(HealthDay News) – In patients with gastroesophageal reflux disease and a partial response to proton-pump inhibitors, a device to augment the lower esophageal sphincter improves reflux symptoms, reduces use of proton-pump inhibitors, and improves quality of life, according to a study published in the Feb. 21 issue of the New England Journal of Medicine.

Robert A. Ganz, MD, from Minnesota Gastroenterology in Plymouth, and colleagues assessed the safety and effectiveness of a new magnetic device to augment the lower esophageal sphincter in 100 patients with gastroesophageal reflux disease who had a partial response to daily proton-pump inhibitors.

The researchers found that esophageal acid exposure was normalized or reduced by ≥50% after one year in 64% of patients.
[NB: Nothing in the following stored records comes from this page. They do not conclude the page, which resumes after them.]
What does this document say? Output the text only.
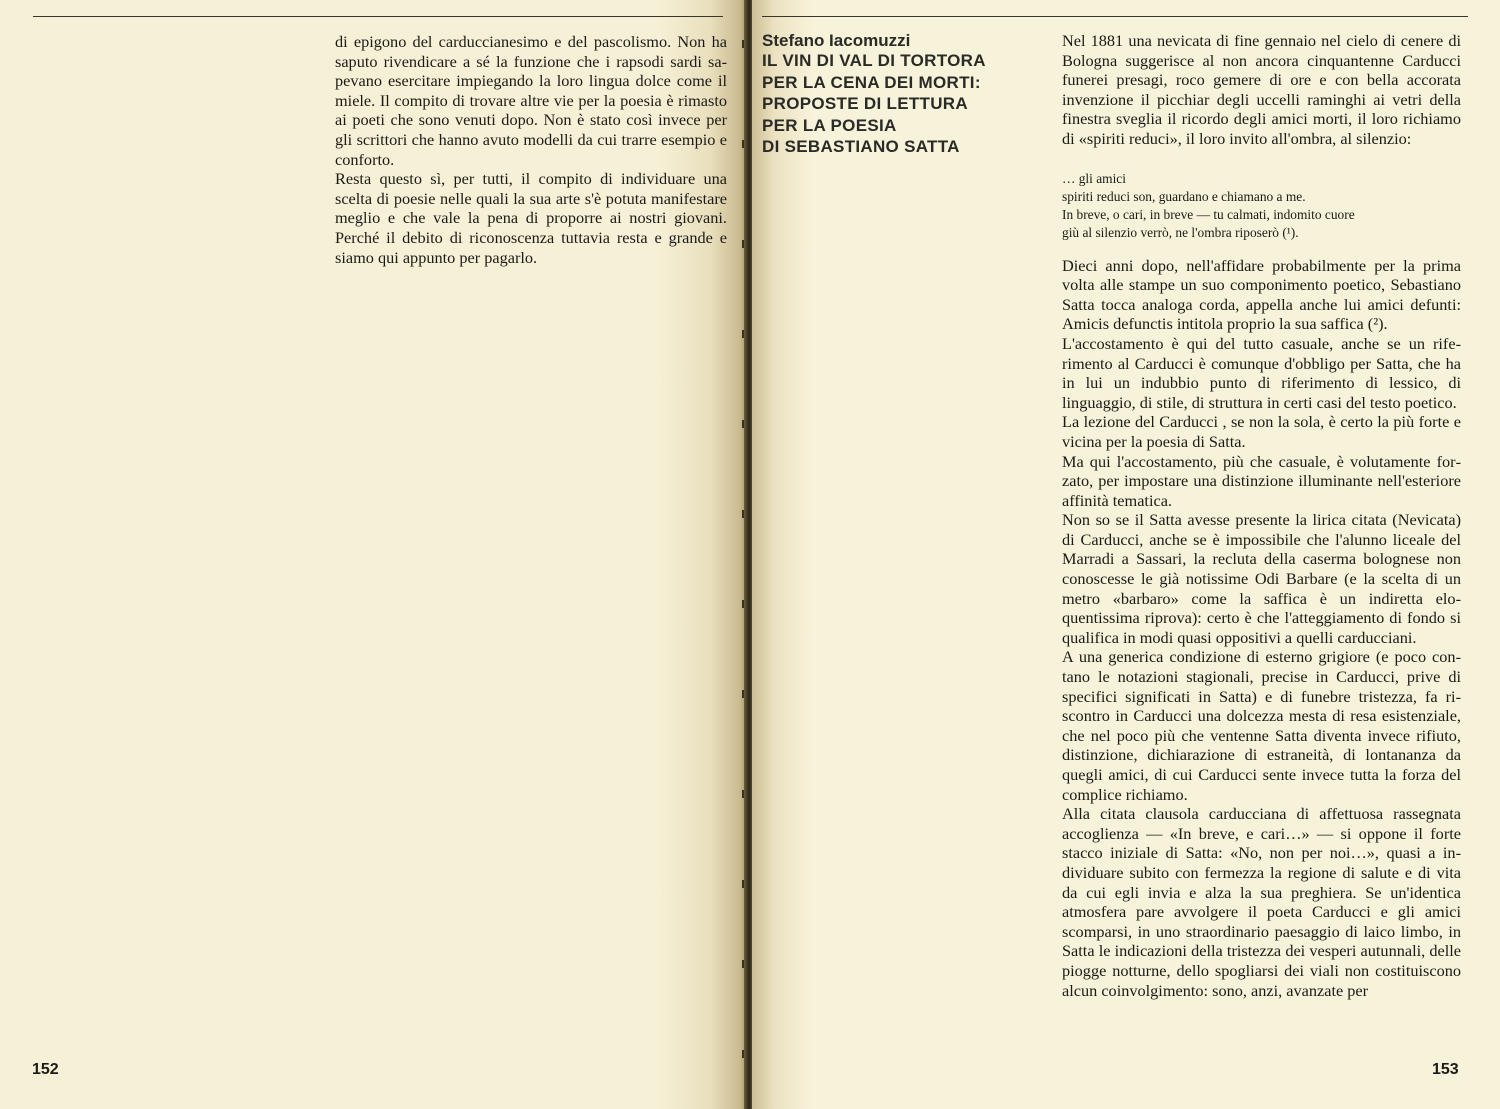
di epigono del carduccianesimo e del pascolismo. Non ha saputo rivendicare a sé la funzione che i rapsodi sardi sapevano esercitare impiegando la loro lingua dolce come il miele. Il compito di trovare altre vie per la poesia è rimasto ai poeti che sono venuti dopo. Non è stato così invece per gli scrittori che hanno avuto modelli da cui trarre esempio e conforto.

Resta questo sì, per tutti, il compito di individuare una scelta di poesie nelle quali la sua arte s'è potuta manifestare meglio e che vale la pena di proporre ai nostri giovani. Perché il debito di riconoscenza tuttavia resta e grande e siamo qui appunto per pagarlo.

152
Stefano Iacomuzzi
IL VIN DI VAL DI TORTORA
PER LA CENA DEI MORTI:
PROPOSTE DI LETTURA
PER LA POESIA
DI SEBASTIANO SATTA

Nel 1881 una nevicata di fine gennaio nel cielo di cenere di Bologna suggerisce al non ancora cinquantenne Carducci funerei presagi, roco gemere di ore e con bella accorata invenzione il picchiar degli uccelli raminghi ai vetri della finestra sveglia il ricordo degli amici morti, il loro richiamo di «spiriti reduci», il loro invito all'ombra, al silenzio:

… gli amici
spiriti reduci son, guardano e chiamano a me.
In breve, o cari, in breve — tu calmati, indomito cuore
giù al silenzio verrò, ne l'ombra riposerò (¹).

Dieci anni dopo, nell'affidare probabilmente per la prima volta alle stampe un suo componimento poetico, Sebastiano Satta tocca analoga corda, appella anche lui amici defunti: Amicis defunctis intitola proprio la sua saffica (²).

L'accostamento è qui del tutto casuale, anche se un riferimento al Carducci è comunque d'obbligo per Satta, che ha in lui un indubbio punto di riferimento di lessico, di linguaggio, di stile, di struttura in certi casi del testo poetico.

La lezione del Carducci , se non la sola, è certo la più forte e vicina per la poesia di Satta.

Ma qui l'accostamento, più che casuale, è volutamente forzato, per impostare una distinzione illuminante nell'esteriore affinità tematica.

Non so se il Satta avesse presente la lirica citata (Nevicata) di Carducci, anche se è impossibile che l'alunno liceale del Marradi a Sassari, la recluta della caserma bolognese non conoscesse le già notissime Odi Barbare (e la scelta di un metro «barbaro» come la saffica è un indiretta eloquentissima riprova): certo è che l'atteggiamento di fondo si qualifica in modi quasi oppositivi a quelli carducciani.

A una generica condizione di esterno grigiore (e poco contano le notazioni stagionali, precise in Carducci, prive di specifici significati in Satta) e di funebre tristezza, fa riscontro in Carducci una dolcezza mesta di resa esistenziale, che nel poco più che ventenne Satta diventa invece rifiuto, distinzione, dichiarazione di estraneità, di lontananza da quegli amici, di cui Carducci sente invece tutta la forza del complice richiamo.

Alla citata clausola carducciana di affettuosa rassegnata accoglienza — «In breve, e cari…» — si oppone il forte stacco iniziale di Satta: «No, non per noi…», quasi a individuare subito con fermezza la regione di salute e di vita da cui egli invia e alza la sua preghiera. Se un'identica atmosfera pare avvolgere il poeta Carducci e gli amici scomparsi, in uno straordinario paesaggio di laico limbo, in Satta le indicazioni della tristezza dei vesperi autunnali, delle piogge notturne, dello spogliarsi dei viali non costituiscono alcun coinvolgimento: sono, anzi, avanzate per

153
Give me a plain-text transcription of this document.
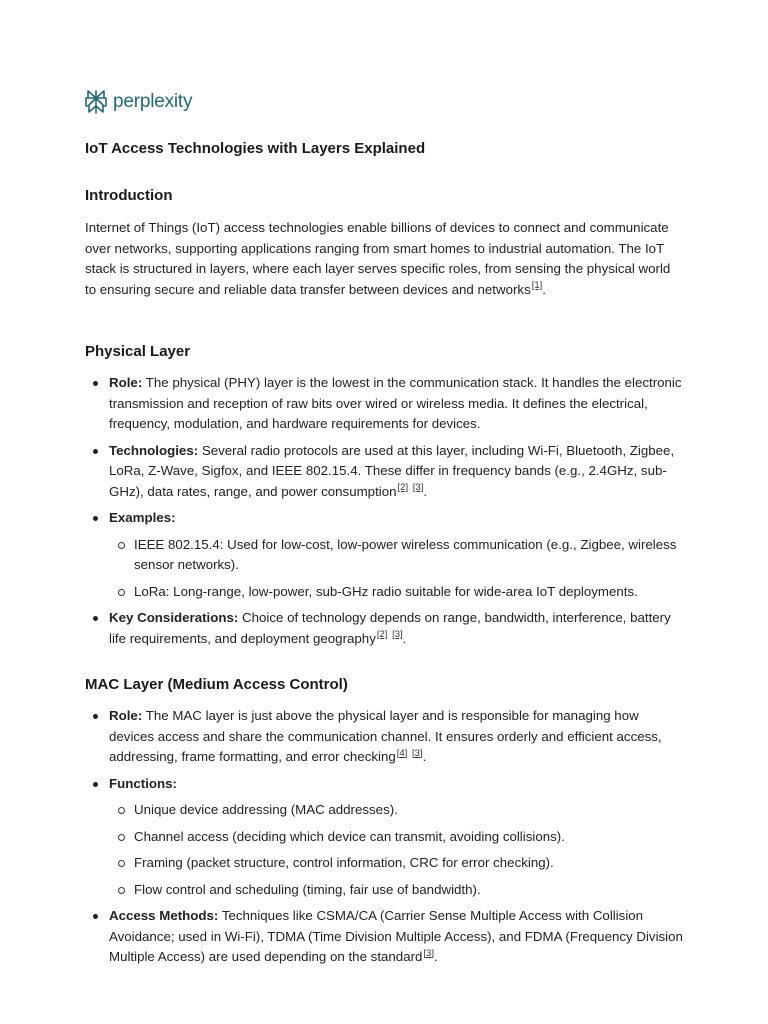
perplexity
IoT Access Technologies with Layers Explained
Introduction

Internet of Things (IoT) access technologies enable billions of devices to connect and communicate over networks, supporting applications ranging from smart homes to industrial automation. The IoT stack is structured in layers, where each layer serves specific roles, from sensing the physical world to ensuring secure and reliable data transfer between devices and networks[1].

Physical Layer
Role: The physical (PHY) layer is the lowest in the communication stack. It handles the electronic transmission and reception of raw bits over wired or wireless media. It defines the electrical, frequency, modulation, and hardware requirements for devices.
Technologies: Several radio protocols are used at this layer, including Wi-Fi, Bluetooth, Zigbee, LoRa, Z-Wave, Sigfox, and IEEE 802.15.4. These differ in frequency bands (e.g., 2.4GHz, sub-GHz), data rates, range, and power consumption[2] [3].
Examples:
IEEE 802.15.4: Used for low-cost, low-power wireless communication (e.g., Zigbee, wireless sensor networks).
LoRa: Long-range, low-power, sub-GHz radio suitable for wide-area IoT deployments.
Key Considerations: Choice of technology depends on range, bandwidth, interference, battery life requirements, and deployment geography[2] [3].
MAC Layer (Medium Access Control)
Role: The MAC layer is just above the physical layer and is responsible for managing how devices access and share the communication channel. It ensures orderly and efficient access, addressing, frame formatting, and error checking[4] [3].
Functions:
Unique device addressing (MAC addresses).
Channel access (deciding which device can transmit, avoiding collisions).
Framing (packet structure, control information, CRC for error checking).
Flow control and scheduling (timing, fair use of bandwidth).
Access Methods: Techniques like CSMA/CA (Carrier Sense Multiple Access with Collision Avoidance; used in Wi-Fi), TDMA (Time Division Multiple Access), and FDMA (Frequency Division Multiple Access) are used depending on the standard[3].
In addition, 93% of patients reduced their use of proton-pump inhibitors by ≥50%, and 92% of patients improved their quality-of-life scores by ≥50% after one year. Dysphagia was the most frequent adverse event. Six patients had serious adverse events and six patients had the device removed.

“In this single-group evaluation of 100 patients before and after sphincter augmentation with a magnetic device, exposure to esophageal acid decreased, reflux symptoms improved, and use of proton-pump inhibitors decreased,” Ganz and colleagues write.

The study was funded by Torax Medical; several authors disclosed financial ties to pharmaceutical and medical technology companies, including Torax.